Darilaut – Balai Besar Konservasi Sumberdaya Alam (KSDA) Sulawesi Selatan berhasil menggagalkan peredaran 102 ekor burung yang dilindungi, Perkici Kuning Gelap (Trichoglossus meyeri).
Selain Perkici Kuning Gelap, petugas juga mengamankan 54 ekor Jalak Tunggir Merah (Scissirostrum dubium) dan 1 ekor Merpati Hitam Sulawesi (Turacoena manadensis).
Operasi pengamanan peredaran satwa ilegal tim Balai Besar KSDA Sulawesi Selatan ini bekerja sama dengan Subdit IV Tipidter Ditreskrimsus Polda Sulawesi Selatan di wilayah Kabupaten Maros, Minggu 17 April 2022.
Para pelaku ditangkap setelah mendapat informasi dari masyarakat mengenai adanya pergerakan orang yang membawa sejumlah burung secara ilegal dengan menggunakan minibus dari Sulawesi Tenggara (Kolaka Utara) pada 15 April 2022.
Koordinasi dilakukan dengan Subdit IV Tipidter Ditreskrimsus Polda Sulawesi Selatan.

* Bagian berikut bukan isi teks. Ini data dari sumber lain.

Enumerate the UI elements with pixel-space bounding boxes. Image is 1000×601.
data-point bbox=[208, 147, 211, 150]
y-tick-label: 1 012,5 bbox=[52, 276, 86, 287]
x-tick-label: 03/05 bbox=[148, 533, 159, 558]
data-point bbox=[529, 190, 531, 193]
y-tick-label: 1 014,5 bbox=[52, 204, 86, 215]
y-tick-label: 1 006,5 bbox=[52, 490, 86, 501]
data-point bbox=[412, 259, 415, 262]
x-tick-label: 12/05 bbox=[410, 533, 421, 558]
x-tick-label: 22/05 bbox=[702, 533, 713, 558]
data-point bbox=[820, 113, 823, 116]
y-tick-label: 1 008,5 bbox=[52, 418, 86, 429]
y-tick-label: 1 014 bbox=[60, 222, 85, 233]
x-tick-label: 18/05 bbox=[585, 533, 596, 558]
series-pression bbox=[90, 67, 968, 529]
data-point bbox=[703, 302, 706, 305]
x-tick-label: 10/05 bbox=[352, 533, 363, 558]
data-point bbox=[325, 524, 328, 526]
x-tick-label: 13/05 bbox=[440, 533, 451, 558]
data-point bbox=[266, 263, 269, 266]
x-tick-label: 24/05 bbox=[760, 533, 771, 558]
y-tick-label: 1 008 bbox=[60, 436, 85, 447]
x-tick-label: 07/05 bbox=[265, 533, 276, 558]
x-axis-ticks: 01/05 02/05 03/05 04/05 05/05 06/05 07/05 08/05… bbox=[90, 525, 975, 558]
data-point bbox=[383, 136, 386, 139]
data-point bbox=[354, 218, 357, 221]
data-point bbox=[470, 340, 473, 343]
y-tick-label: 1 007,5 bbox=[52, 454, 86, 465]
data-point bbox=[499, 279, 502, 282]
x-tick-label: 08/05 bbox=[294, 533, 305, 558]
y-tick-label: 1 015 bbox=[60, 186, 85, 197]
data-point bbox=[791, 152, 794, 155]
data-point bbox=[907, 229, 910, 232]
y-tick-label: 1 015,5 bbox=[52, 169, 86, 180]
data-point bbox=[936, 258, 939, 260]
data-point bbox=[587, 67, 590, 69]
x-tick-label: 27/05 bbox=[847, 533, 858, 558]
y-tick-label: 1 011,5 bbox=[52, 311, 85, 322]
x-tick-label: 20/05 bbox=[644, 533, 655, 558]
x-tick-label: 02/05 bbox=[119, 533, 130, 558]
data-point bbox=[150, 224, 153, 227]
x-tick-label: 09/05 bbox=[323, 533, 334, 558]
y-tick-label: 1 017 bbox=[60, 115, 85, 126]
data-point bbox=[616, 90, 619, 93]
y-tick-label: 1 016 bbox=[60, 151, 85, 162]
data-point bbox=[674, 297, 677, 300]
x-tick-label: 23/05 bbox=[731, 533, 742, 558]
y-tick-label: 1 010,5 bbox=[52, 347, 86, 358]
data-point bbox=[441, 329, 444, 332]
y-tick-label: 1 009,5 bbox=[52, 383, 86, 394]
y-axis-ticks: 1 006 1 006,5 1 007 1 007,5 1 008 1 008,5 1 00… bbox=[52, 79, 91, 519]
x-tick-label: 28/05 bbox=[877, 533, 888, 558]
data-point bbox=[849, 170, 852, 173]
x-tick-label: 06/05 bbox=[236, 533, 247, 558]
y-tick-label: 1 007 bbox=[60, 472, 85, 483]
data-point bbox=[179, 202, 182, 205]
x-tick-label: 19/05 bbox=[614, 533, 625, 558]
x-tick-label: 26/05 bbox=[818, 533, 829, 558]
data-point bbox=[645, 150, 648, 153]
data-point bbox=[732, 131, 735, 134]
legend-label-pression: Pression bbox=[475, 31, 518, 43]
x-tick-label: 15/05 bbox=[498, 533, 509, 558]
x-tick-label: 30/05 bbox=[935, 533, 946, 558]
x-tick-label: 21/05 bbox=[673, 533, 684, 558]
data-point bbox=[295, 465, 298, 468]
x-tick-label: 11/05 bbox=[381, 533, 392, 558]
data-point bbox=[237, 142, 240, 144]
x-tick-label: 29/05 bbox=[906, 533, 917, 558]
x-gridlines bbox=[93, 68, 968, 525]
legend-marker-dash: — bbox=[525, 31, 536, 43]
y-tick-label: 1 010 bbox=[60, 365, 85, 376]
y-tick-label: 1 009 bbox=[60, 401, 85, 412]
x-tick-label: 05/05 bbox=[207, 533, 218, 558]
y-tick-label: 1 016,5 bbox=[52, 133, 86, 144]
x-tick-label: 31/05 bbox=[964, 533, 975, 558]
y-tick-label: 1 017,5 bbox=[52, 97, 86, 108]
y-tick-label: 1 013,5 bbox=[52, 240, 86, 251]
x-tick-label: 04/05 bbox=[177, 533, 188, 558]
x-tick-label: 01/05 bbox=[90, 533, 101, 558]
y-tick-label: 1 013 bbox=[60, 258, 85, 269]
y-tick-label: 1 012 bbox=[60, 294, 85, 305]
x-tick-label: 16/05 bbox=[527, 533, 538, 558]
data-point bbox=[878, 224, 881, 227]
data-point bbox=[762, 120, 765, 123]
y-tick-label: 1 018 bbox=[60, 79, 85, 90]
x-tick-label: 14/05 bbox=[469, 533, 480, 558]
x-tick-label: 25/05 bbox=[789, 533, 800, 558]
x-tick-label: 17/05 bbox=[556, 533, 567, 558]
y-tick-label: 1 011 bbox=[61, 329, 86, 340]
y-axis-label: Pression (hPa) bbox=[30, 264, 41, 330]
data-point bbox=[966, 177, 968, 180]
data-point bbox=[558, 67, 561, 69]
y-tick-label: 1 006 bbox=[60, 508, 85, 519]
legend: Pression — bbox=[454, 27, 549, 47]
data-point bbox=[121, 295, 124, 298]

Pergerakan sopir minibus dan 4 penumpang dipantau petugas.
Pada Minggu 17 April 2022 sekitar pukul 17.00 WITA pelaku berhasil ditangkap bersama barang bukti di sebuah lokasi transit di wilayah Kabupaten Maros.
Barang bukti berupa dua buah keranjang berisi burung jenis Perkici dan satu buah keranjang lainnya berisi burung jenis Jalak dan Merpati diamankan petugas.
Pelaku berinisal MY (32 tahun) dibawa ke Polda Sulsel untuk dimintai keterangan.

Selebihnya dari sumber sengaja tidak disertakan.